Le Météore de la nuit : On murmure dans la ville
« Petits hommes
verts » ? Élans en noir et blanc.
Le vaudeville, le désert et l’individualisme
reviendront évidemment dans L’Étrange Créature du lac noir
(1954), Tarantula! (1955), L’Homme qui rétrécit (1957), mais Le Météore de la nuit (1953) se découvre aussi en surprenante matrice inversée de L’Invasion
des profanateurs de sépultures (Siegel, 1956). Déjà désargenté, au
service de Universal, Arnold s’appuie sur un scénario d’Essex, le plume du Black
Lagoon, une histoire du diplomate Bradbury, une direction de la photo
signée Stine, responsable des effets spéciaux sur Tarantula! et The
Incredible Shrinking Man, un tandem
assez solide, joli couple de ciné nommé Barbara Rush & Richard Carlson. Il
tourne in situ et en studio, il se
situe dans le sillage artisanal d’un Cocteau, à base d’objectif déformé, de
projection dans les deux sens, la chute introductive du vaisseau servant in fine à son ascension, panoramique
économique de palindrome économe. La moralité xénophile du film bref se déploie
durant une scène explicite opposant le scientifique au flic, une pauvre
araignée en fera les frais, amitiés à « l’exterminateur » Eastwood.

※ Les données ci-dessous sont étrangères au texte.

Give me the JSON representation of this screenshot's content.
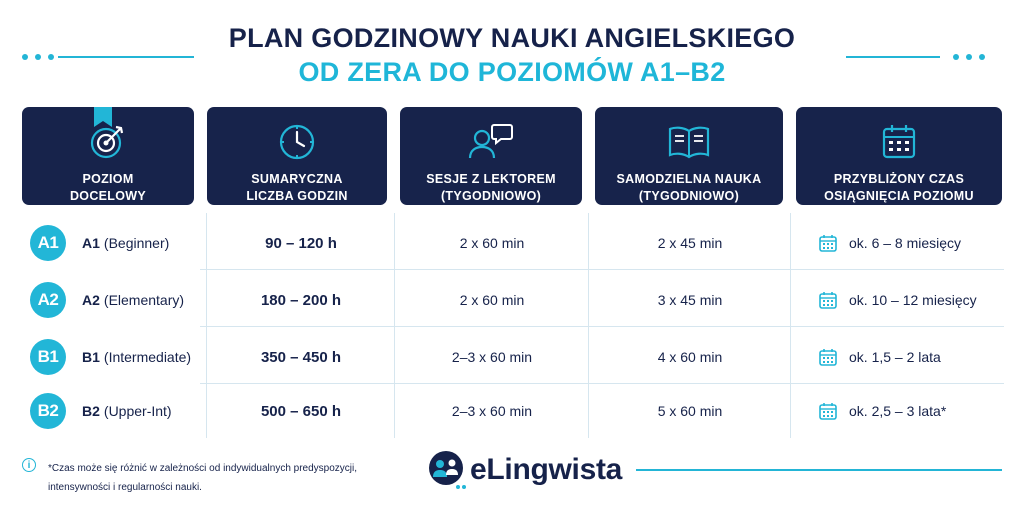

Cette crainte contaminante de l’inconnu, cette altérité radicale à détruire d’abord,
à comprendre après, dépassent la paranoïa sur pellicule orientée à l’Est de la SF
US des années 50, rejouent un récit plus ancien, celui de la rencontre des
origines, lorsque l’Europe coloniale « découvrit » les « indigènes »

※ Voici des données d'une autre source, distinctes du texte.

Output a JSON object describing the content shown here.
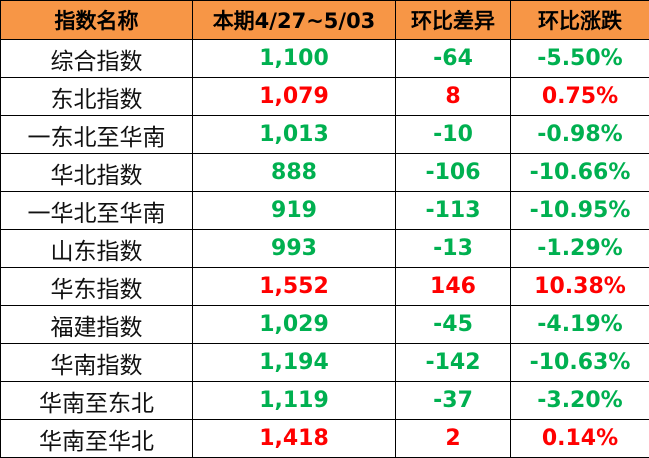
{
  "headers": [
    "指数名称",
    "本期4/27~5/03",
    "环比差异",
    "环比涨跌"
  ],
  "colors": {
    "header_bg": "#F79646",
    "up": "#FF0000",
    "down": "#00B050"
  },
  "rows": [
    {
      "name": "综合指数",
      "value": "1,100",
      "diff": "-64",
      "pct": "-5.50%",
      "trend": "down"
    },
    {
      "name": "东北指数",
      "value": "1,079",
      "diff": "8",
      "pct": "0.75%",
      "trend": "up"
    },
    {
      "name": "一东北至华南",
      "value": "1,013",
      "diff": "-10",
      "pct": "-0.98%",
      "trend": "down"
    },
    {
      "name": "华北指数",
      "value": "888",
      "diff": "-106",
      "pct": "-10.66%",
      "trend": "down"
    },
    {
      "name": "一华北至华南",
      "value": "919",
      "diff": "-113",
      "pct": "-10.95%",
      "trend": "down"
    },
    {
      "name": "山东指数",
      "value": "993",
      "diff": "-13",
      "pct": "-1.29%",
      "trend": "down"
    },
    {
      "name": "华东指数",
      "value": "1,552",
      "diff": "146",
      "pct": "10.38%",
      "trend": "up"
    },
    {
      "name": "福建指数",
      "value": "1,029",
      "diff": "-45",
      "pct": "-4.19%",
      "trend": "down"
    },
    {
      "name": "华南指数",
      "value": "1,194",
      "diff": "-142",
      "pct": "-10.63%",
      "trend": "down"
    },
    {
      "name": "华南至东北",
      "value": "1,119",
      "diff": "-37",
      "pct": "-3.20%",
      "trend": "down"
    },
    {
      "name": "华南至华北",
      "value": "1,418",
      "diff": "2",
      "pct": "0.14%",
      "trend": "up"
    }
  ]
}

locaux, rappellent l’antagonisme récurrent du western,
au cadre géographique-psychique identique, l’époque ad hoc où un « bon » Indien se devait encore d’être mort,
avant le révisionnisme des seventies,
en partie profilé par La Flèche brisée (Daves, 1950). It Came from Outer Space s’avère en sus, pas si en sourdine, une satire du
provincialisme de la petite ville trop tranquille, fameuse small town de la cartographie étasunienne, de son imaginaire
littéraire puis de son imagerie cinématographique, ici survolée en hélicoptère
de tournage et de diégèse.
Ermite assumé, l’astronome amateur, amoureux
d’une institutrice complice, presque aussitôt dupliquée/réinventée en vamp stellaire, aux vêtements et au
regard noirs, devient le protagoniste narrateur, dédoublé au carré, d’une fable
affable sur les dangers de la médiatisation, sur la puissance armée du qu’en-dira-t-on.

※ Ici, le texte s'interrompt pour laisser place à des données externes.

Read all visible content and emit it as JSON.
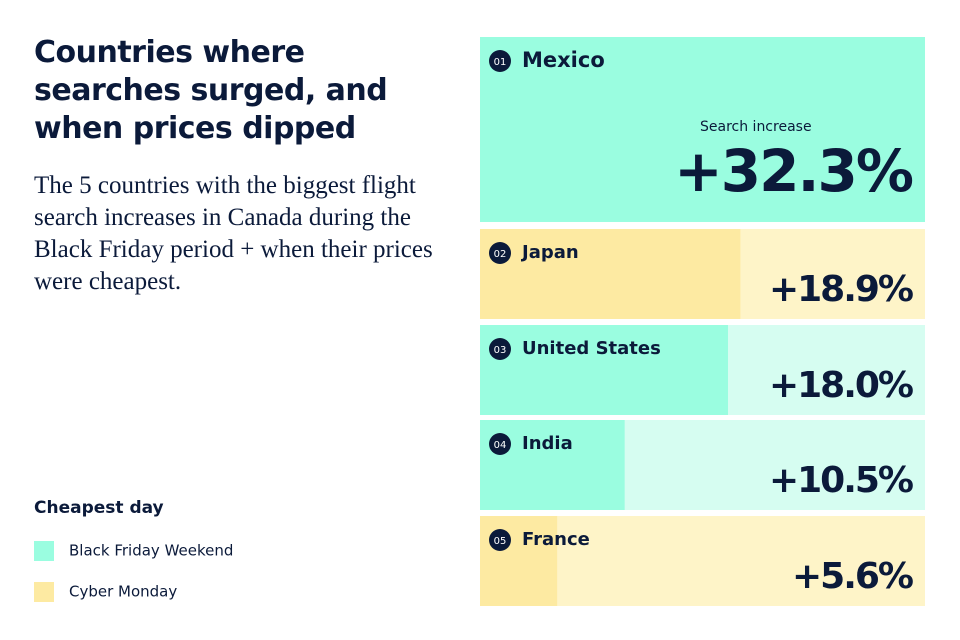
{
  "chart_data": {
    "type": "bar",
    "title": "Countries where searches surged, and when prices dipped",
    "subtitle": "The 5 countries with the biggest flight search increases in Canada during the Black Friday period + when their prices were cheapest.",
    "annotation": "Search increase",
    "ranks": [
      "01",
      "02",
      "03",
      "04",
      "05"
    ],
    "categories": [
      "Mexico",
      "Japan",
      "United States",
      "India",
      "France"
    ],
    "values": [
      32.3,
      18.9,
      18.0,
      10.5,
      5.6
    ],
    "value_labels": [
      "+32.3%",
      "+18.9%",
      "+18.0%",
      "+10.5%",
      "+5.6%"
    ],
    "colors": [
      "#9afde0",
      "#fdeaa2",
      "#9afde0",
      "#9afde0",
      "#fdeaa2"
    ],
    "tints": [
      "#9afde0",
      "#fef4c8",
      "#d6fdf1",
      "#d6fdf1",
      "#fef4c8"
    ],
    "xlim": [
      0,
      32.3
    ],
    "legend": {
      "title": "Cheapest day",
      "items": [
        {
          "label": "Black Friday Weekend",
          "color": "#9afde0"
        },
        {
          "label": "Cyber Monday",
          "color": "#fdeaa2"
        }
      ]
    }
  }
}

« Les gens parlent, de toute façon », où que tu ailles, à propos de
romance extra-maritale ou d’extra-terrestres en panne. Débuté par un
surcadrage de feu de cheminée, des violons sucrés, une routine éternelle, un
avenir assuré, ensemble, Le Météore de la nuit se poursuit via un travelling avant vers l’étrange étranger à la respiration chargée,
soutenue au thérémine, troque le télescope en plein air pour la vision
monoculaire du cyclope de l’espace, dont la pudeur et le sens de la discrétion,
sinon de la survie, lui font adopter la panoplie des bipèdes, automates
dépourvus de leur âme, dame. Le changement de point de vue, poétique autant que
politique, vise à surprendre le spectateur, à lui proposer une perspective
différente, clémente, et Arnold d’alterner idem
les trajets multiples des humains avec l’immobilité ensablée des visiteurs
d’ailleurs. Conte d’incrédulité, de solidarité, de dialogue avorté, It Came from Outer Space s’achève sur une promesse, un espoir, que le
Spielberg admiratif, coloré, de Rencontres du troisième type (1977)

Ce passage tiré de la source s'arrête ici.